Patek Philippe opened its Electronic Division all the way back in 1948, around the same time the first Swiss quartz clock was developed! Oscilloquartz, the company behind the quartz clocks, still exists today, and was acquired by ADVA Optical Networking from the Swatch Group around 2014. Other companies that were early to the quartz game were Elgin and LIP, who both made early electric watches in the early 1950s.

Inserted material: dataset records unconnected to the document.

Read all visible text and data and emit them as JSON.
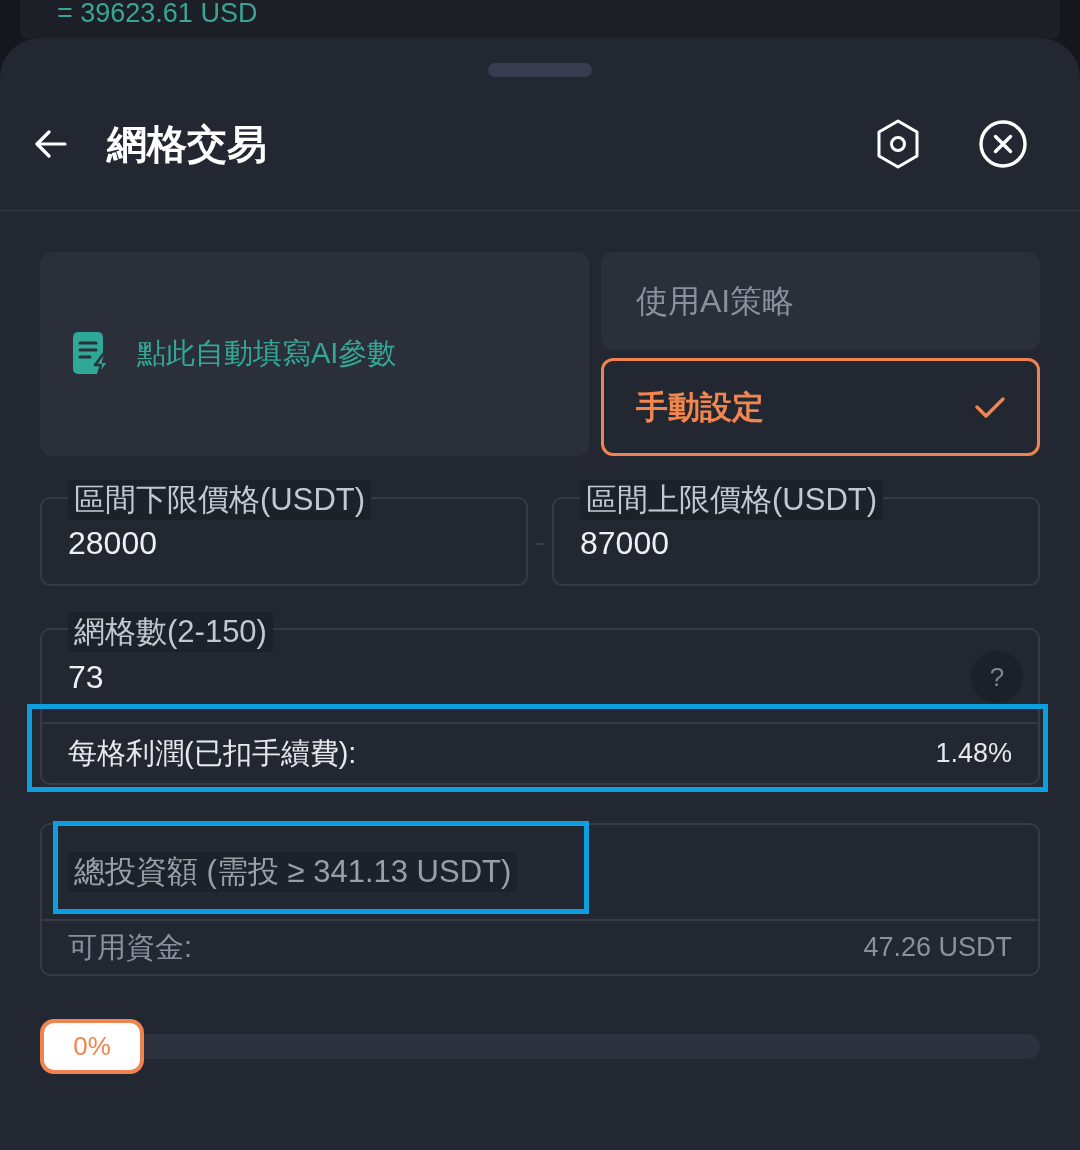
{
  "behind_sheet": {
    "balance": "= 39623.61 USD"
  },
  "sheet": {
    "title": "網格交易"
  },
  "ai_fill_button": {
    "label": "點此自動填寫AI參數"
  },
  "mode_options": [
    {
      "label": "使用AI策略",
      "selected": false
    },
    {
      "label": "手動設定",
      "selected": true
    }
  ],
  "price_range": [
    {
      "label": "區間下限價格(USDT)",
      "value": "28000"
    },
    {
      "label": "區間上限價格(USDT)",
      "value": "87000"
    }
  ],
  "grid_count": {
    "label": "網格數(2-150)",
    "value": "73",
    "help": "?"
  },
  "profit_row": {
    "label": "每格利潤(已扣手續費):",
    "value": "1.48%",
    "highlighted": true
  },
  "investment": {
    "label": "總投資額 (需投 ≥ 341.13 USDT)",
    "highlighted": true,
    "available_label": "可用資金:",
    "available_value": "47.26 USDT"
  },
  "slider": {
    "level": 0,
    "reading": "0%"
  }
}
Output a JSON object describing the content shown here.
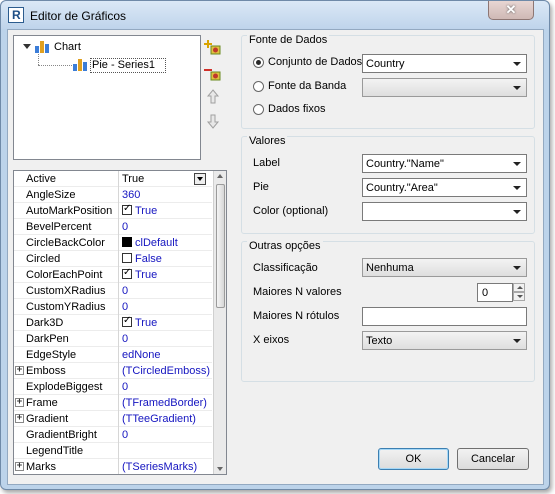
{
  "window": {
    "title": "Editor de Gráficos",
    "close_glyph": "✕"
  },
  "tree": {
    "root_label": "Chart",
    "child_label": "Pie - Series1"
  },
  "inspector": {
    "rows": [
      {
        "name": "Active",
        "value": "True",
        "kind": "combo"
      },
      {
        "name": "AngleSize",
        "value": "360"
      },
      {
        "name": "AutoMarkPosition",
        "value": "True",
        "check": true
      },
      {
        "name": "BevelPercent",
        "value": "0"
      },
      {
        "name": "CircleBackColor",
        "value": "clDefault",
        "swatch": true
      },
      {
        "name": "Circled",
        "value": "False",
        "check": false
      },
      {
        "name": "ColorEachPoint",
        "value": "True",
        "check": true
      },
      {
        "name": "CustomXRadius",
        "value": "0"
      },
      {
        "name": "CustomYRadius",
        "value": "0"
      },
      {
        "name": "Dark3D",
        "value": "True",
        "check": true
      },
      {
        "name": "DarkPen",
        "value": "0"
      },
      {
        "name": "EdgeStyle",
        "value": "edNone"
      },
      {
        "name": "Emboss",
        "value": "(TCircledEmboss)",
        "expand": true
      },
      {
        "name": "ExplodeBiggest",
        "value": "0"
      },
      {
        "name": "Frame",
        "value": "(TFramedBorder)",
        "expand": true
      },
      {
        "name": "Gradient",
        "value": "(TTeeGradient)",
        "expand": true
      },
      {
        "name": "GradientBright",
        "value": "0"
      },
      {
        "name": "LegendTitle",
        "value": ""
      },
      {
        "name": "Marks",
        "value": "(TSeriesMarks)",
        "expand": true
      }
    ]
  },
  "datasource": {
    "group_title": "Fonte de Dados",
    "options": [
      {
        "label": "Conjunto de Dados",
        "selected": true,
        "combo": "Country"
      },
      {
        "label": "Fonte da Banda",
        "selected": false,
        "combo": ""
      },
      {
        "label": "Dados fixos",
        "selected": false
      }
    ]
  },
  "values": {
    "group_title": "Valores",
    "fields": [
      {
        "label": "Label",
        "value": "Country.\"Name\""
      },
      {
        "label": "Pie",
        "value": "Country.\"Area\""
      },
      {
        "label": "Color (optional)",
        "value": ""
      }
    ]
  },
  "other": {
    "group_title": "Outras opções",
    "sort_label": "Classificação",
    "sort_value": "Nenhuma",
    "topn_label": "Maiores N valores",
    "topn_value": "0",
    "topn_captions_label": "Maiores N rótulos",
    "topn_captions_value": "",
    "xaxis_label": "X eixos",
    "xaxis_value": "Texto"
  },
  "buttons": {
    "ok": "OK",
    "cancel": "Cancelar"
  },
  "colors": {
    "title_bar": "#bfd4eb",
    "dialog_bg": "#f0f0f0",
    "value_text": "#1515c0"
  }
}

Patek Philippe ref. 3597’s Beta 21 movement / Credit: Hodinkee
It took Patek Philippe a few years to catch up with their own all-electronic clock, but they did it and released it by 1956! A replica of Patek’s first electronic clock was gifted to President John F. Kennedy in 1963. It was also in the early 1960s that Patek Philippe joined the famous group of Swiss watchmakers, ‘Centre Electronique Horloger’ or ‘CEH’, to develop the famous Beta 21 quartz movement! This group is notable because it drew ‘national’ lines in the race to develop and commercialize quartz, with the Swiss and Japanese squaring off. The Beta 21 was released in 1970 and used by many a famous watch brand, Patek Philippe equipped this movement on its reference 3597 – a watch that was emblematic of the 1970s in its design. Only 6,000 Beta 21 movements were created in 1969, the consortium had previously developed other quartz movements (in very small batches), but the Beta 21 was their first with sweeping seconds!
Patek Philippe also had other quartz movements that it made itself, notably it made the Caliber E27. The Patek Philipp Caliber E27 appears in both the Patek Philippe Calatrava ref. 3744 and in the notoriously freaky Patek Philippe ‘Nautillipse’ a.k.a. Nautilus Ellipse ref. 3770 – a mix of Nautilus with an Ellipse case. Many Ellipse models used the E27 movement, along with general ladies’ models. And yes, Patek even made a digital watch! The ref. 3414 which is very rare.